Instandhouding van vogel- en habitatrichtlijnsoorten vraagt om meer dan alleen een LESA
Als je wil wil weten waarom waterkwaliteit en waterkwantiteit zo belangrijk zijn voor de natuur dan moet je je even voorstellen dat wij een Delta zijn van vier grote rivieren. Dus bijna alles wat er op het land gebeurt, wordt beïnvloed door water. Ofwel via het grondwater ofwel via die grote rivieren ofwel via oppervlaktewater.
Wat me opviel in die natuurdoelanalyses is dat de waterbeheerders vaak niet aan tafel zaten. En ook dat de data die de waterbeheerders -zoals Rijkswaterstaat maar ook de Waterschappen- verzamelen, vaak niet voldoende benut wordt in de natuurdoelanalyses.
Kijk, er wordt enorm veel gemonitord in Nederland in het kader van de Kaderrichtlijn Water en eigenlijk zou je al die informatie die is verzameld in die kaderrichtlijn ook integraal willen opnemen in je natuurdoelanalyses.
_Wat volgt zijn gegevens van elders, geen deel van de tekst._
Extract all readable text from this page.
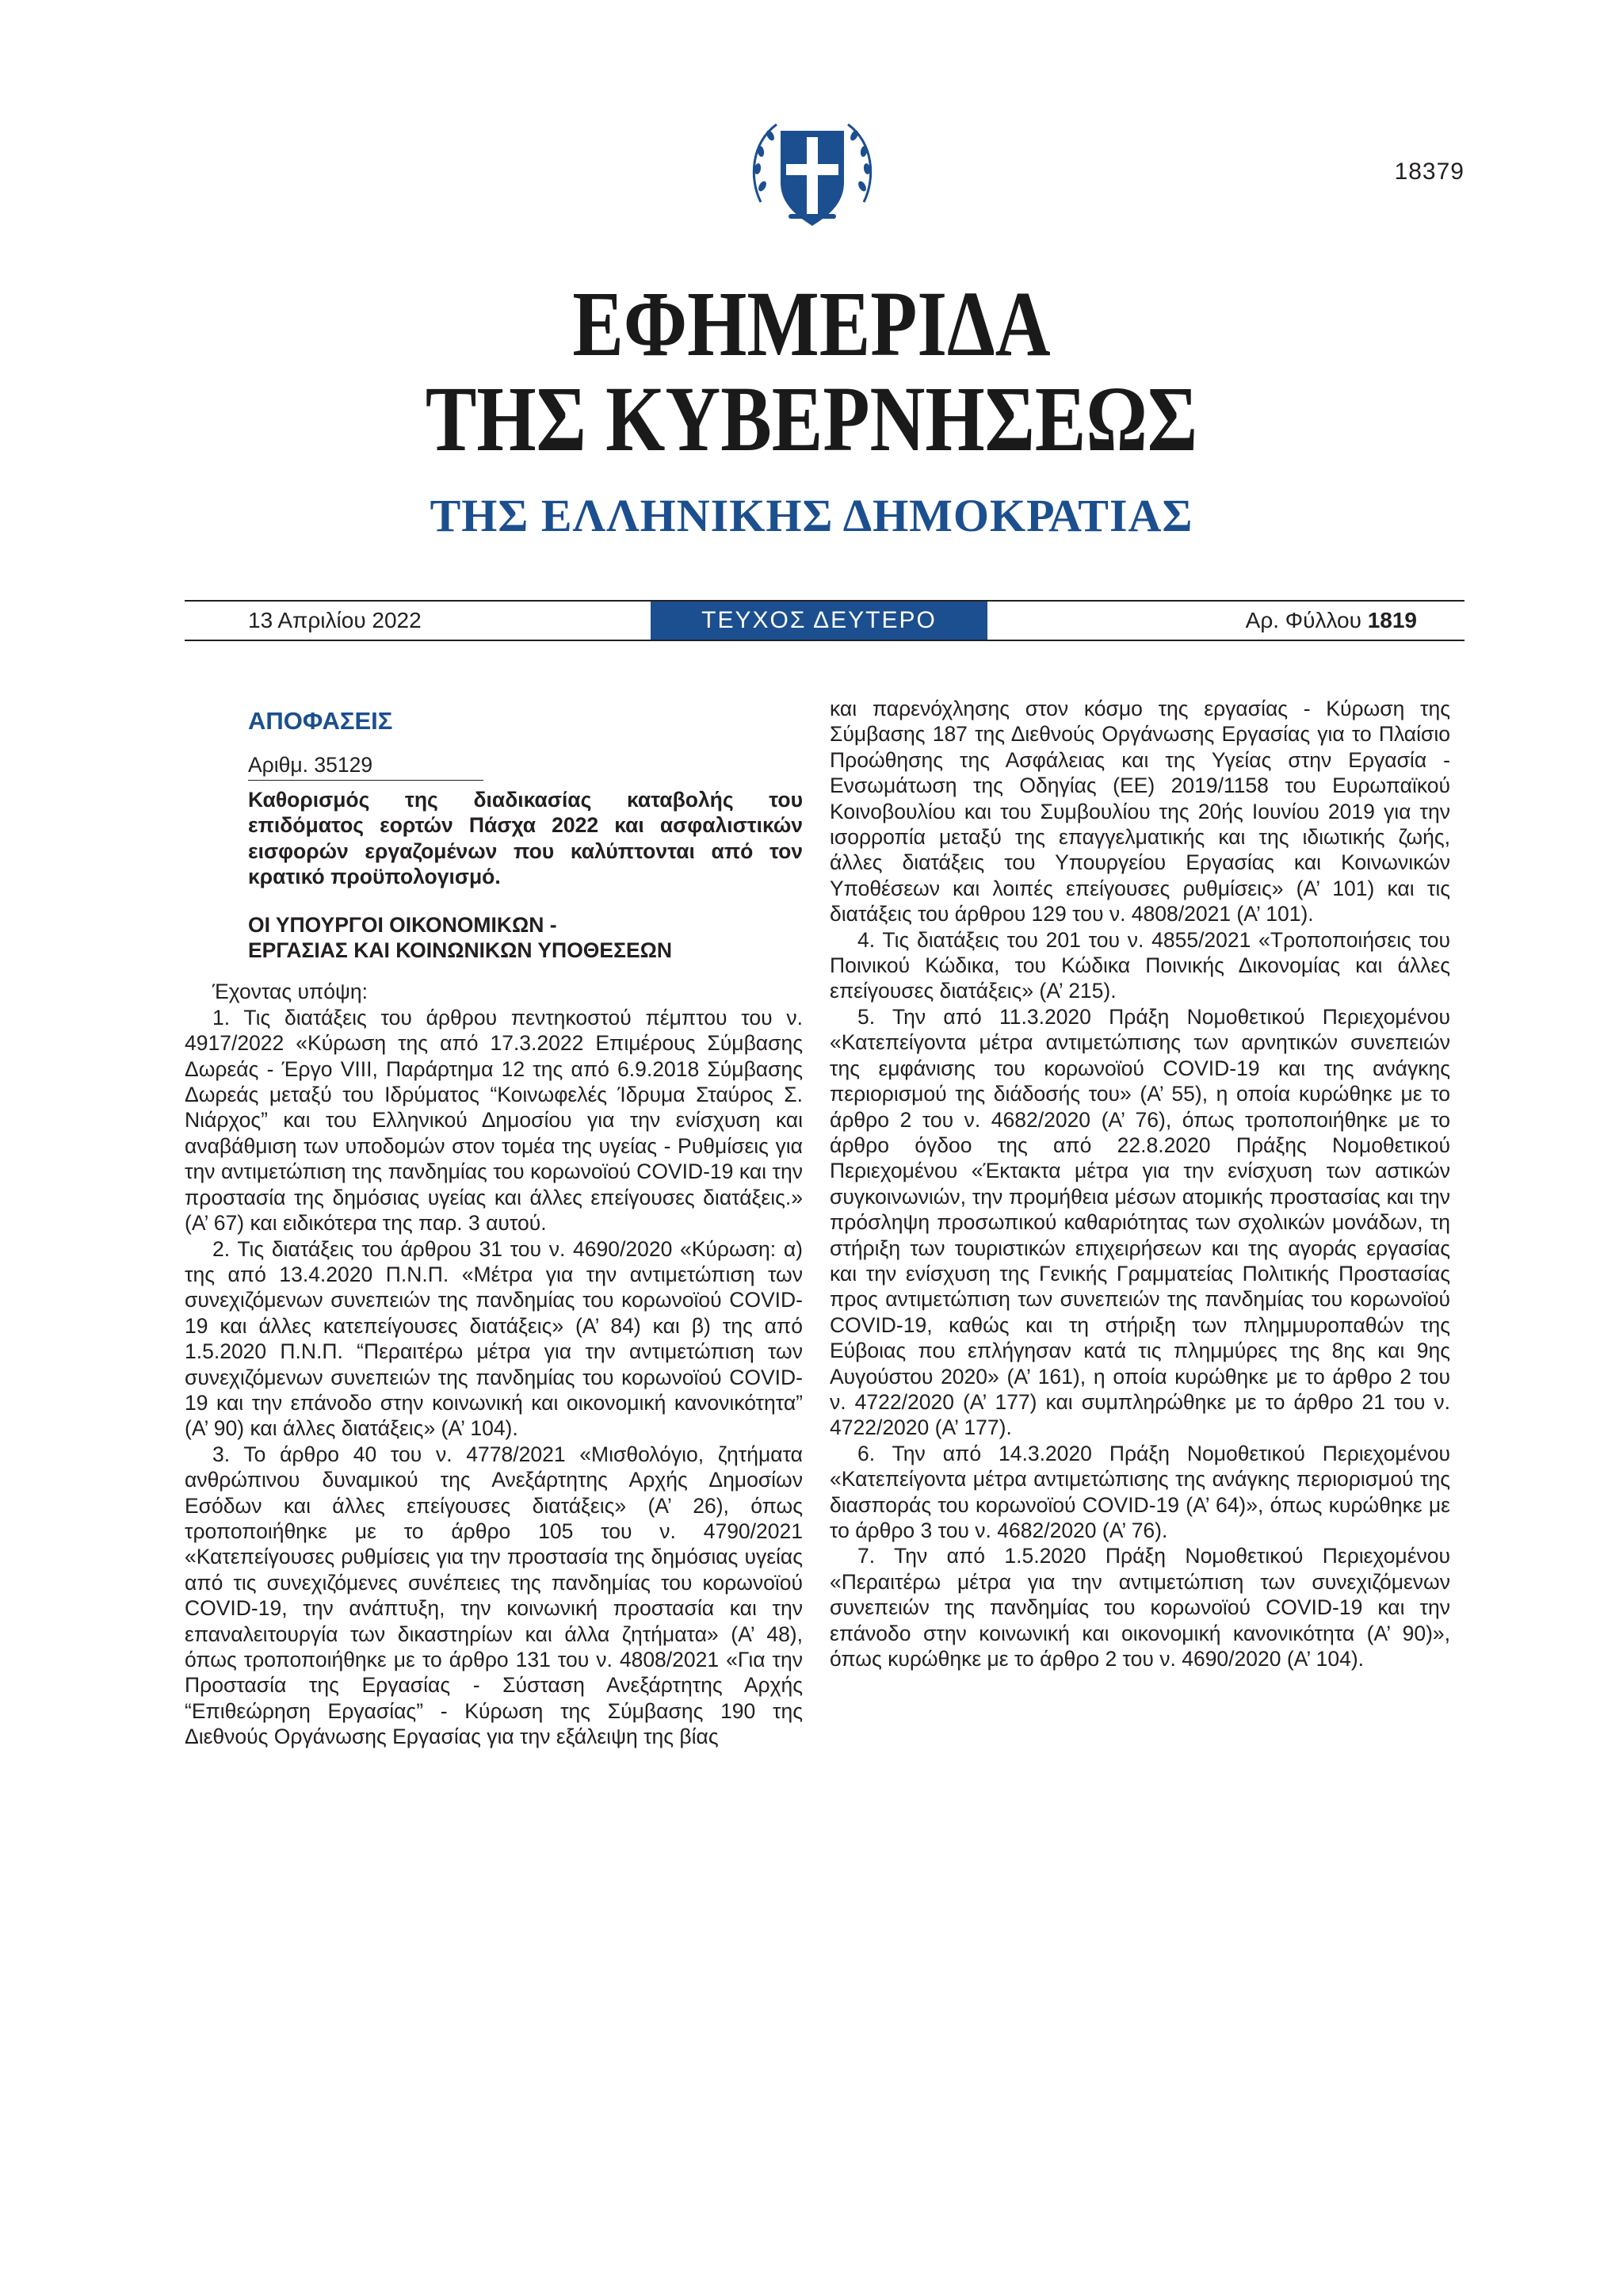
18379
ΕΦΗΜΕΡΙΔΑ
ΤΗΣ ΚΥΒΕΡΝΗΣΕΩΣ
ΤΗΣ ΕΛΛΗΝΙΚΗΣ ΔΗΜΟΚΡΑΤΙΑΣ
13 Απριλίου 2022	ΤΕΥΧΟΣ ΔΕΥΤΕΡΟ	Αρ. Φύλλου 1819
ΑΠΟΦΑΣΕΙΣ
Αριθμ. 35129
Καθορισμός της διαδικασίας καταβολής του επιδόματος εορτών Πάσχα 2022 και ασφαλιστικών εισφορών εργαζομένων που καλύπτονται από τον κρατικό προϋπολογισμό.
ΟΙ ΥΠΟΥΡΓΟΙ ΟΙΚΟΝΟΜΙΚΩΝ -
ΕΡΓΑΣΙΑΣ ΚΑΙ ΚΟΙΝΩΝΙΚΩΝ ΥΠΟΘΕΣΕΩΝ

Έχοντας υπόψη:

1. Τις διατάξεις του άρθρου πεντηκοστού πέμπτου του ν. 4917/2022 «Κύρωση της από 17.3.2022 Επιμέρους Σύμβασης Δωρεάς - Έργο VIII, Παράρτημα 12 της από 6.9.2018 Σύμβασης Δωρεάς μεταξύ του Ιδρύματος “Κοινωφελές Ίδρυμα Σταύρος Σ. Νιάρχος” και του Ελληνικού Δημοσίου για την ενίσχυση και αναβάθμιση των υποδομών στον τομέα της υγείας - Ρυθμίσεις για την αντιμετώπιση της πανδημίας του κορωνοϊού COVID-19 και την προστασία της δημόσιας υγείας και άλλες επείγουσες διατάξεις.» (Α’ 67) και ειδικότερα της παρ. 3 αυτού.

2. Τις διατάξεις του άρθρου 31 του ν. 4690/2020 «Κύρωση: α) της από 13.4.2020 Π.Ν.Π. «Μέτρα για την αντιμετώπιση των συνεχιζόμενων συνεπειών της πανδημίας του κορωνοϊού COVID-19 και άλλες κατεπείγουσες διατάξεις» (Α’ 84) και β) της από 1.5.2020 Π.Ν.Π. “Περαιτέρω μέτρα για την αντιμετώπιση των συνεχιζόμενων συνεπειών της πανδημίας του κορωνοϊού COVID-19 και την επάνοδο στην κοινωνική και οικονομική κανονικότητα” (Α’ 90) και άλλες διατάξεις» (Α’ 104).

3. Το άρθρο 40 του ν. 4778/2021 «Μισθολόγιο, ζητήματα ανθρώπινου δυναμικού της Ανεξάρτητης Αρχής Δημοσίων Εσόδων και άλλες επείγουσες διατάξεις» (Α’ 26), όπως τροποποιήθηκε με το άρθρο 105 του ν. 4790/2021 «Κατεπείγουσες ρυθμίσεις για την προστασία της δημόσιας υγείας από τις συνεχιζόμενες συνέπειες της πανδημίας του κορωνοϊού COVID-19, την ανάπτυξη, την κοινωνική προστασία και την επαναλειτουργία των δικαστηρίων και άλλα ζητήματα» (Α’ 48), όπως τροποποιήθηκε με το άρθρο 131 του ν. 4808/2021 «Για την Προστασία της Εργασίας - Σύσταση Ανεξάρτητης Αρχής “Επιθεώρηση Εργασίας” - Κύρωση της Σύμβασης 190 της Διεθνούς Οργάνωσης Εργασίας για την εξάλειψη της βίας

και παρενόχλησης στον κόσμο της εργασίας - Κύρωση της Σύμβασης 187 της Διεθνούς Οργάνωσης Εργασίας για το Πλαίσιο Προώθησης της Ασφάλειας και της Υγείας στην Εργασία - Ενσωμάτωση της Οδηγίας (ΕΕ) 2019/1158 του Ευρωπαϊκού Κοινοβουλίου και του Συμβουλίου της 20ής Ιουνίου 2019 για την ισορροπία μεταξύ της επαγγελματικής και της ιδιωτικής ζωής, άλλες διατάξεις του Υπουργείου Εργασίας και Κοινωνικών Υποθέσεων και λοιπές επείγουσες ρυθμίσεις» (Α’ 101) και τις διατάξεις του άρθρου 129 του ν. 4808/2021 (Α’ 101).

4. Τις διατάξεις του 201 του ν. 4855/2021 «Τροποποιήσεις του Ποινικού Κώδικα, του Κώδικα Ποινικής Δικονομίας και άλλες επείγουσες διατάξεις» (Α’ 215).

5. Την από 11.3.2020 Πράξη Νομοθετικού Περιεχομένου «Κατεπείγοντα μέτρα αντιμετώπισης των αρνητικών συνεπειών της εμφάνισης του κορωνοϊού COVID-19 και της ανάγκης περιορισμού της διάδοσής του» (Α’ 55), η οποία κυρώθηκε με το άρθρο 2 του ν. 4682/2020 (Α’ 76), όπως τροποποιήθηκε με το άρθρο όγδοο της από 22.8.2020 Πράξης Νομοθετικού Περιεχομένου «Έκτακτα μέτρα για την ενίσχυση των αστικών συγκοινωνιών, την προμήθεια μέσων ατομικής προστασίας και την πρόσληψη προσωπικού καθαριότητας των σχολικών μονάδων, τη στήριξη των τουριστικών επιχειρήσεων και της αγοράς εργασίας και την ενίσχυση της Γενικής Γραμματείας Πολιτικής Προστασίας προς αντιμετώπιση των συνεπειών της πανδημίας του κορωνοϊού COVID-19, καθώς και τη στήριξη των πλημμυροπαθών της Εύβοιας που επλήγησαν κατά τις πλημμύρες της 8ης και 9ης Αυγούστου 2020» (Α’ 161), η οποία κυρώθηκε με το άρθρο 2 του ν. 4722/2020 (Α’ 177) και συμπληρώθηκε με το άρθρο 21 του ν. 4722/2020 (Α’ 177).

6. Την από 14.3.2020 Πράξη Νομοθετικού Περιεχομένου «Κατεπείγοντα μέτρα αντιμετώπισης της ανάγκης περιορισμού της διασποράς του κορωνοϊού COVID-19 (Α’ 64)», όπως κυρώθηκε με το άρθρο 3 του ν. 4682/2020 (Α’ 76).

7. Την από 1.5.2020 Πράξη Νομοθετικού Περιεχομένου «Περαιτέρω μέτρα για την αντιμετώπιση των συνεχιζόμενων συνεπειών της πανδημίας του κορωνοϊού COVID-19 και την επάνοδο στην κοινωνική και οικονομική κανονικότητα (Α’ 90)», όπως κυρώθηκε με το άρθρο 2 του ν. 4690/2020 (Α’ 104).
Dat was ook altijd het idee van de EU, dat de Kaderrichtlijn Water en de Habitatrichtlijn elkaar zouden gaan versterken. Dat zou mooi zijn. Maar daar moeten we voor de tweede cyclus natuurdoelanalyses nog wel een paar stapjes voor zetten.
Wat ik hoop in de volgende cyclus van de natuurdoelanalyses terug te vinden is dat de tafel van de mensen die die natuurdoelanalyses opstellen, gevuld is zowel met natuurbeheerders als met waterbeheerders en dat die kennis integraal wordt meegenomen in de natuurdoelanalyses.
Want goede natuur is gebaat bij goede waterkwaliteit en -kwantiteit. En omdat we in de versnellingsperiode zitten voor de Kaderrichtlijn Water wordt er enorm veel gemonitord en komen er dus veel gegevens naar boven. Maak gebruik van die gegevens en heb een integrale visie op natuur en waterbeheer in Nederland.